As North Korea and Russia accelerate closer military cooperation, Russian Ambassador to North Korea Alexander Matsegora mentioned the possibility of North Korea’s seventh nuclear test.
In an interview with Russia’s Sputnik news agency on the 10th, Ambassador Matsegora said, “If U.S. provocations continue and they (North Korea) become more and more dangerous, I believe the North Korean leadership may decide to conduct a nuclear test to strengthen national defense capabilities.” “We are not ruling out that it exists outside,” he claimed. He also emphasized, “If something like this happens, responsibility will lie with the United States and its allies.” Ambassador Matsegora previously argued in an interview with Russian media on the 7th, “It would be better for North Korea to decide to conduct a new nuclear test to further strengthen its defense capabilities.”
In an interview with Russia’s state-run RIA Novosti news agency on the 11th, Ivan Zhelokhtsev, director of the First Department of the Russian Foreign Ministry, responded to North Korea’s Chairman Kim Jong-un’s recent threatening remarks against South Korea, such as ‘preparing for war’, by saying, “The risk of a direct military conflict on the Korean Peninsula is rapidly increasing. “It vividly shows that it exists,” he claimed. He continued, “Chairman Kim’s warning must be viewed in the context that the United States and its allies are taking dangerous military measures, such as conducting joint exercises targeting North Korea.” A Russian director-level official in charge of South Korea, North Korea, and China shifted responsibility for the recent escalation of tensions on the Korean Peninsula due to North Korea’s provocations to South Korea, the United States, and Japan.

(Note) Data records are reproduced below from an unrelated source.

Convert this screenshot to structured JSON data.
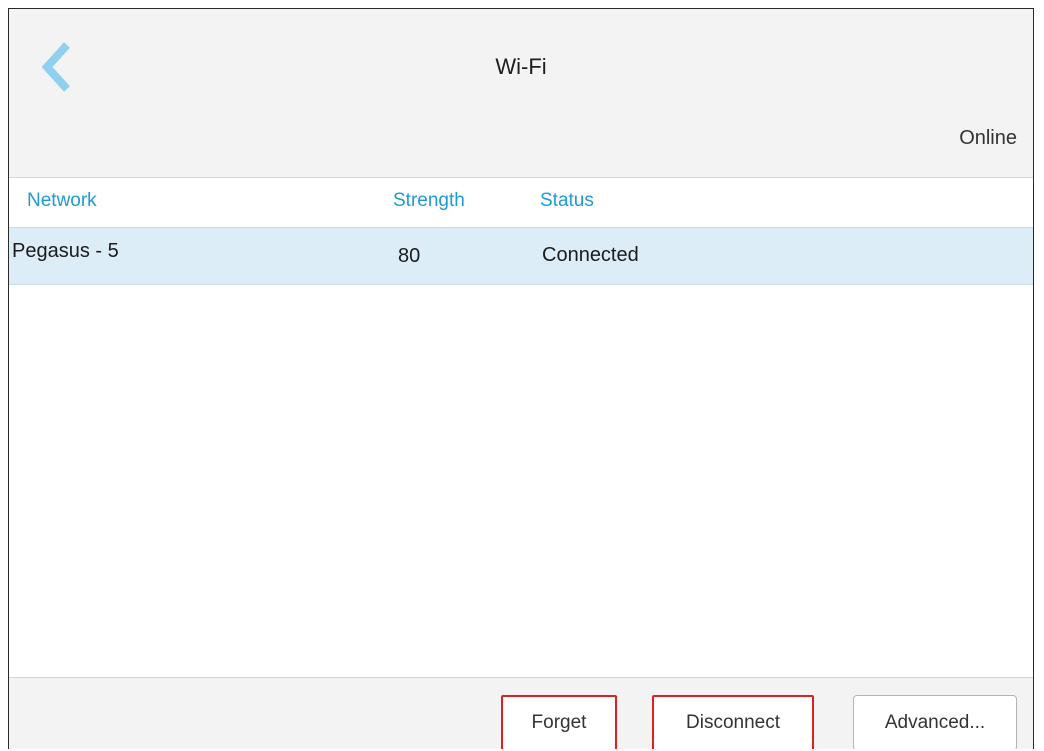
{
  "header": {
    "title": "Wi-Fi",
    "connection_status": "Online",
    "back_icon": "chevron-left-icon",
    "accent_color": "#1f9ad6"
  },
  "table": {
    "columns": [
      "Network",
      "Strength",
      "Status"
    ],
    "rows": [
      {
        "network": "Pegasus - 5",
        "strength": "80",
        "status": "Connected",
        "selected": true
      }
    ]
  },
  "footer": {
    "forget_label": "Forget",
    "disconnect_label": "Disconnect",
    "advanced_label": "Advanced...",
    "highlight_color": "#e02020"
  }
}
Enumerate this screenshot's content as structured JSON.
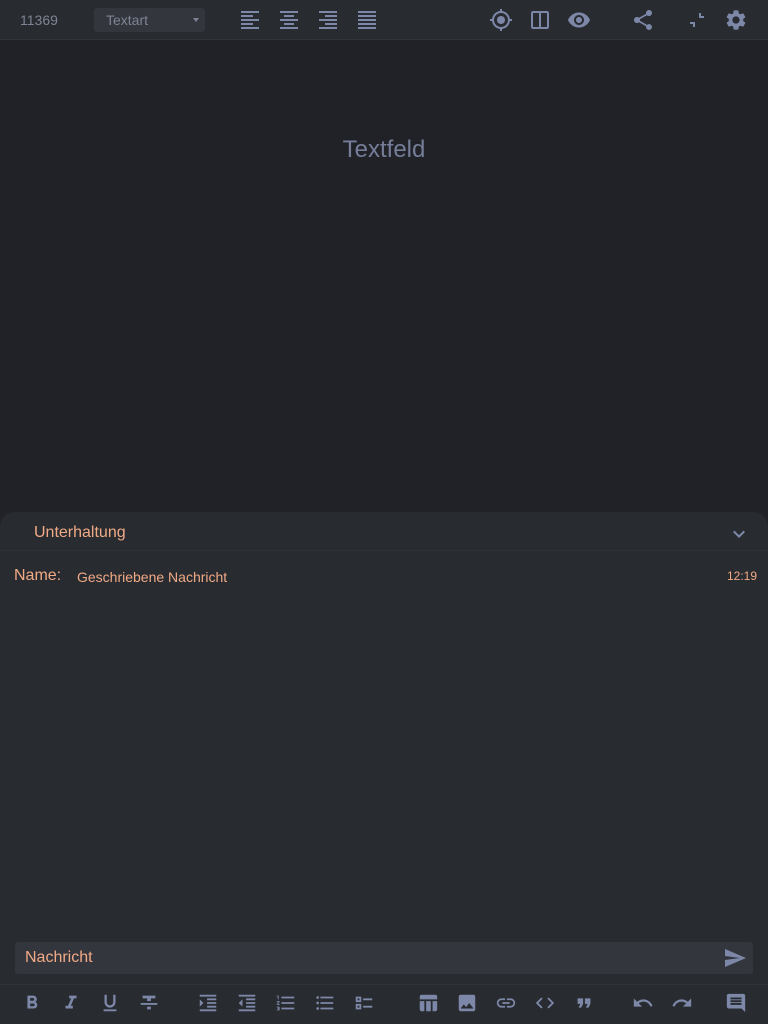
{
  "toolbar": {
    "doc_id": "11369",
    "text_type": "Textart",
    "icons": [
      "align-left-icon",
      "align-center-icon",
      "align-right-icon",
      "align-justify-icon",
      "crosshair-icon",
      "split-view-icon",
      "eye-icon",
      "share-icon",
      "fullscreen-exit-icon",
      "gear-icon"
    ]
  },
  "editor": {
    "placeholder": "Textfeld"
  },
  "conversation": {
    "title": "Unterhaltung",
    "messages": [
      {
        "sender": "Name:",
        "text": "Geschriebene Nachricht",
        "time": "12:19"
      }
    ],
    "input_placeholder": "Nachricht"
  },
  "format_toolbar": {
    "icons": [
      "bold-icon",
      "italic-icon",
      "underline-icon",
      "strikethrough-icon",
      "indent-increase-icon",
      "indent-decrease-icon",
      "numbered-list-icon",
      "bullet-list-icon",
      "checklist-icon",
      "table-icon",
      "image-icon",
      "link-icon",
      "code-icon",
      "quote-icon",
      "undo-icon",
      "redo-icon",
      "comment-icon"
    ]
  },
  "colors": {
    "background": "#212227",
    "panel": "#282b30",
    "accent": "#f1aa86",
    "icon": "#7d88a8"
  }
}
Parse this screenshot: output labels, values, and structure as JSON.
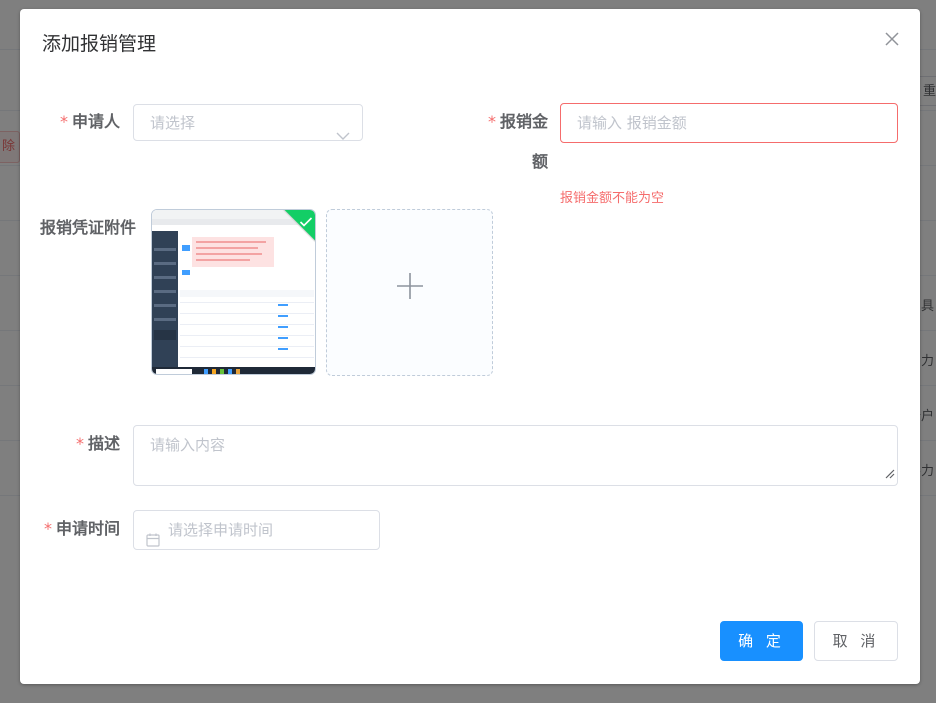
{
  "background": {
    "delete_fragment": "除",
    "reset_fragment": "重",
    "cell_fragments": [
      "具",
      "力",
      "卡户",
      "买力"
    ]
  },
  "dialog": {
    "title": "添加报销管理",
    "close_icon": "close-icon"
  },
  "form": {
    "required_mark": "*",
    "applicant": {
      "label": "申请人",
      "placeholder": "请选择",
      "icon": "chevron-down-icon"
    },
    "amount": {
      "label_line1": "报销金",
      "label_line2": "额",
      "placeholder": "请输入 报销金额",
      "error": "报销金额不能为空"
    },
    "attachment": {
      "label": "报销凭证附件",
      "uploaded_status_icon": "check-icon",
      "add_icon": "plus-icon"
    },
    "description": {
      "label": "描述",
      "placeholder": "请输入内容"
    },
    "apply_time": {
      "label": "申请时间",
      "placeholder": "请选择申请时间",
      "icon": "calendar-icon"
    }
  },
  "footer": {
    "confirm": "确 定",
    "cancel": "取 消"
  },
  "colors": {
    "primary": "#1890ff",
    "error": "#f56c6c",
    "success": "#13ce66"
  }
}
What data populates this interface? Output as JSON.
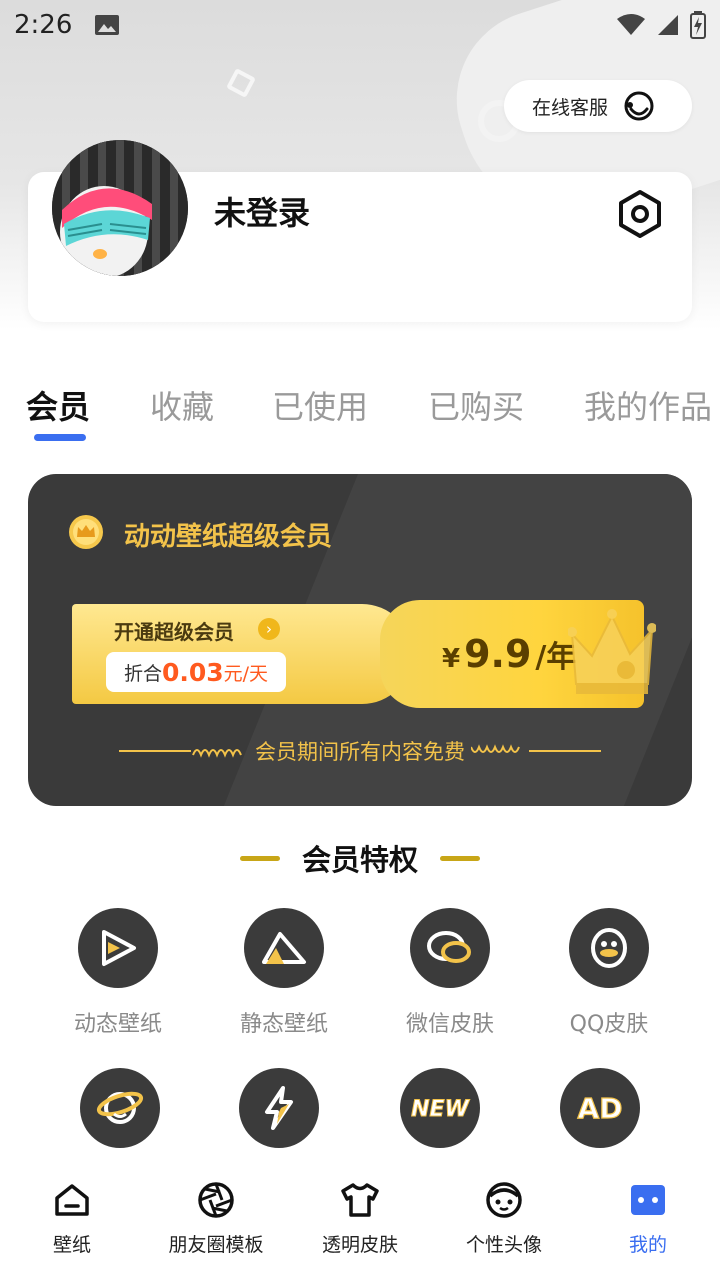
{
  "status_bar": {
    "time": "2:26"
  },
  "header": {
    "service_label": "在线客服"
  },
  "profile": {
    "username": "未登录"
  },
  "tabs": [
    {
      "label": "会员",
      "active": true
    },
    {
      "label": "收藏",
      "active": false
    },
    {
      "label": "已使用",
      "active": false
    },
    {
      "label": "已购买",
      "active": false
    },
    {
      "label": "我的作品",
      "active": false
    }
  ],
  "vip_card": {
    "title": "动动壁纸超级会员",
    "open_label": "开通超级会员",
    "per_day_prefix": "折合",
    "per_day_price": "0.03",
    "per_day_unit": "元/天",
    "year_symbol": "¥",
    "year_price": "9.9",
    "year_unit": "/年",
    "free_text": "会员期间所有内容免费"
  },
  "privileges": {
    "title": "会员特权",
    "items": [
      {
        "label": "动态壁纸",
        "icon": "play-icon"
      },
      {
        "label": "静态壁纸",
        "icon": "mountain-icon"
      },
      {
        "label": "微信皮肤",
        "icon": "chat-icon"
      },
      {
        "label": "QQ皮肤",
        "icon": "penguin-icon"
      },
      {
        "label": "",
        "icon": "planet-icon"
      },
      {
        "label": "",
        "icon": "lightning-icon"
      },
      {
        "label": "",
        "icon": "new-icon",
        "badge": "NEW"
      },
      {
        "label": "",
        "icon": "ad-icon",
        "badge": "AD"
      }
    ]
  },
  "bottom_nav": [
    {
      "label": "壁纸",
      "icon": "home-icon"
    },
    {
      "label": "朋友圈模板",
      "icon": "aperture-icon"
    },
    {
      "label": "透明皮肤",
      "icon": "tshirt-icon"
    },
    {
      "label": "个性头像",
      "icon": "face-icon"
    },
    {
      "label": "我的",
      "icon": "profile-icon",
      "active": true
    }
  ],
  "colors": {
    "accent": "#3a6ef0",
    "gold": "#f3c34a",
    "card_dark": "#3a3a3a",
    "price_orange": "#ff5a1f"
  }
}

The fact that Russian officials are sending a fear-inducing message by mentioning the possibility of North Korea’s seventh nuclear test is interpreted as an attempt to justify North Korea-Russia military cooperation and at the same time prevent the United States from intervening in the Ukraine war. In particular, some interpret it as intentionally heightening the sense of crisis as the possibility of former President Donald Trump coming back to power is being discussed ahead of the US presidential election in November.
Meanwhile, a 97-member Russian tour group led by the director of Russia’s Maritime Region International Cooperation Department arrived in Pyongyang, North Korea, on the 9th. This is the first time in four years that North Korea has received group tourists since it closed its borders in January 2020 in the aftermath of the novel coronavirus infection.
The tourist group that visited Pyongyang for a 4-day, 3-night trip included Russian government officials, including the director of the Maritime Province International Cooperation Department. There is also the possibility that tourism cooperation measures were discussed in earnest at the government level as a follow-up to last year’s summit.
On the 10th, North Korea also dispatched an agricultural technology delegation headed by Kim Gwang-ok, director of the National Institute of Agricultural Sciences, to Russia. Some speculate that the two countries may have been discussing ways to dispatch North Korean workers while disguising it as the purpose of agricultural technology exchange. Maritime Province Governor Oleg Kozemyako said in November last year, “We will consider providing agricultural land to North Korean farmers.” When North Korea sent construction workers to Russia, they disguised them as international students.
Mark Jones is a world traveler and journalist for News Rebeat. With a curious mind and a love of adventure, Mark brings a unique perspective to the latest global events and provides in-depth and thought-provoking coverage of the world at large.